First, the impact site was a fiery hellscape. Then, the whole planet froze - resulting in the Cretaceous-Paleogene extinction event, which marks the end of the Cretaceous period, and the demise of non-avian dinosaurs.
"Not all the dinosaurs died that day, but many dinosaurs did," Gulick said.
The melted rock indicates that the asteroid hit with the force of 10 billion atomic bombs, setting forests aflame for thousands of kilometres, and triggering a tsunami that reached as far as current Illinois.
Then, when the tsunami waters receded, they dragged a bunch of material - including dirt (indicated by the presence of biomarkers associated with soil fungus) and charcoal from burnt trees - back into the fresh crater.
These events already would have had a dramatic impact on nearby ecosystems, but it's what happened next that truly changed the world. The clue lies in what the researchers didn't find there.
Namely, there was a remarkable absence of sulphur-bearing minerals, where usually they would be expected. This suggests that these rocks were vaporised by the impact, expelling tremendous amounts of sulphate aerosols into the atmosphere, where they blocked the light of the Sun, dramatically cooling Earth's temperatures for years after.

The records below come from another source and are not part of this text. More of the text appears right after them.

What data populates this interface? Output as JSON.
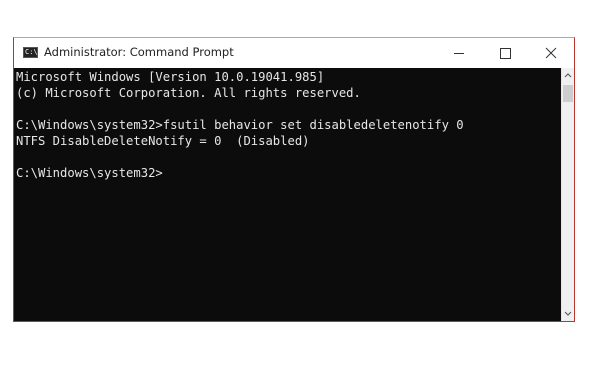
{
  "window": {
    "title": "Administrator: Command Prompt",
    "icon": "cmd-icon",
    "controls": {
      "minimize_icon": "minimize-icon",
      "maximize_icon": "maximize-icon",
      "close_icon": "close-icon"
    }
  },
  "console": {
    "lines": [
      "Microsoft Windows [Version 10.0.19041.985]",
      "(c) Microsoft Corporation. All rights reserved.",
      "",
      "C:\\Windows\\system32>fsutil behavior set disabledeletenotify 0",
      "NTFS DisableDeleteNotify = 0  (Disabled)",
      "",
      "C:\\Windows\\system32>"
    ],
    "background": "#0c0c0c",
    "foreground": "#e6e6e6"
  },
  "scrollbar": {
    "up_icon": "scroll-up-arrow-icon",
    "down_icon": "scroll-down-arrow-icon"
  }
}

According to the researchers' calculations, somewhere around 325 billion metric tons of sulphur would have been ejected by the impact. That's four orders of magnitude higher than the sulphur spewed out during the 1883 Krakatoa eruption, which cooled the entire globe for five years after.
That sulphur, scientists believe, was the real killer - possibly exacerbated by later volcanic activity thought to have been triggered by the impact.
"The real killer has got to be atmospheric," Gulick said. "The only way you get a global mass extinction like this is an atmospheric effect."
The research has been published in PNAS.